Small libraries, sharp edges
Building the stack from scratch in Mojo meant writing the pieces that didn't exist yet. Each is a small, single-purpose library — usable on its own, and together the substrate under the server.
A minimal implementation of Jinja2 in Mojo — used to render the Qwen2.5 chat template byte-identically to transformers.apply_chat_template.
A Mojo zlib binding (inflate/deflate) via a thin C shim to libz. Powers PDF /FlateDecode in pdftotext.mojo and general decompression.
A pure-Mojo PDF text extractor — object map, page-tree walk, content-stream text ops, and /ToUnicode CMap decoding. Pulls clean text out of PDFs for document pipelines.
A Mojo binding for the LanceDB vector store via a small Rust cdylib over a C ABI. An on-device vector index for embedding search.
A from-scratch RFC-4180 CSV parser in Mojo — quoted fields, embedded commas/newlines, escaped quotes, UTF-8-safe.

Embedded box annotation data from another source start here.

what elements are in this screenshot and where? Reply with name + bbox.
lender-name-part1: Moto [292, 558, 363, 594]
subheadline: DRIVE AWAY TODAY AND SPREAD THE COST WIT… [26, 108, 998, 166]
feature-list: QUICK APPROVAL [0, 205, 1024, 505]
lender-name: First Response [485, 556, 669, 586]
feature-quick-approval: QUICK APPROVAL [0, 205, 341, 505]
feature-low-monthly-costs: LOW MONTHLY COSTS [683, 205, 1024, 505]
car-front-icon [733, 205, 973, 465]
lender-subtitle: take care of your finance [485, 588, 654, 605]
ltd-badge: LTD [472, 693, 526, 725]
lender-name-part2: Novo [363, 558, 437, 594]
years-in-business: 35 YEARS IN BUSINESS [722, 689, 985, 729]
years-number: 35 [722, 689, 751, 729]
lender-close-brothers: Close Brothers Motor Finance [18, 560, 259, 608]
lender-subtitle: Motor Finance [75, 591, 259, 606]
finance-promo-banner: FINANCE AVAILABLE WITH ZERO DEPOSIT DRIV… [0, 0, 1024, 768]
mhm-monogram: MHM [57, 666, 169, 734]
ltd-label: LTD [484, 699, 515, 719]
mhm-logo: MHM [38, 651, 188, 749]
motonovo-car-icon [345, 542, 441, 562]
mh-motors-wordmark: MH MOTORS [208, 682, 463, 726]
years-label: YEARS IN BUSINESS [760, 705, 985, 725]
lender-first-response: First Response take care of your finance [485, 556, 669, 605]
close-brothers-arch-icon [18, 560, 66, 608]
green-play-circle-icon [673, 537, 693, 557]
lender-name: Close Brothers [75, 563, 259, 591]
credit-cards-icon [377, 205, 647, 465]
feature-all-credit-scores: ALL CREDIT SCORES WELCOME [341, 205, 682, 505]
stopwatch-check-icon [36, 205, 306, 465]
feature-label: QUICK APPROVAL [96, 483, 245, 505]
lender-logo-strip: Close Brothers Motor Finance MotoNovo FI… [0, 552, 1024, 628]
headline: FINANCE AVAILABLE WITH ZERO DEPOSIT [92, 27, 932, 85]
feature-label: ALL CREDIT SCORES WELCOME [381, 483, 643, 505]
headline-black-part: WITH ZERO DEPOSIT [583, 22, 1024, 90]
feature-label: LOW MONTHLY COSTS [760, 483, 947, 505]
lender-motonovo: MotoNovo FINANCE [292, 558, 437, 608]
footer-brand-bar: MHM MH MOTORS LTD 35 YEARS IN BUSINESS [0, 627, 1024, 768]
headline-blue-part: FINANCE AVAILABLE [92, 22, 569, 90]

General-purpose CSV parsing.
Networking: flare
The HTTP and TLS under the inference server is
flare, a full
networking stack for Mojo (HTTP/1.1 and HTTP/2, WebSocket, TLS, TCP/UDP)
on a single non-blocking reactor. We build on flare and maintain a
fork at
millrace/flare to track the nightly Mojo dialect and
the FFI fixes our shims depend on, upstreaming where we can.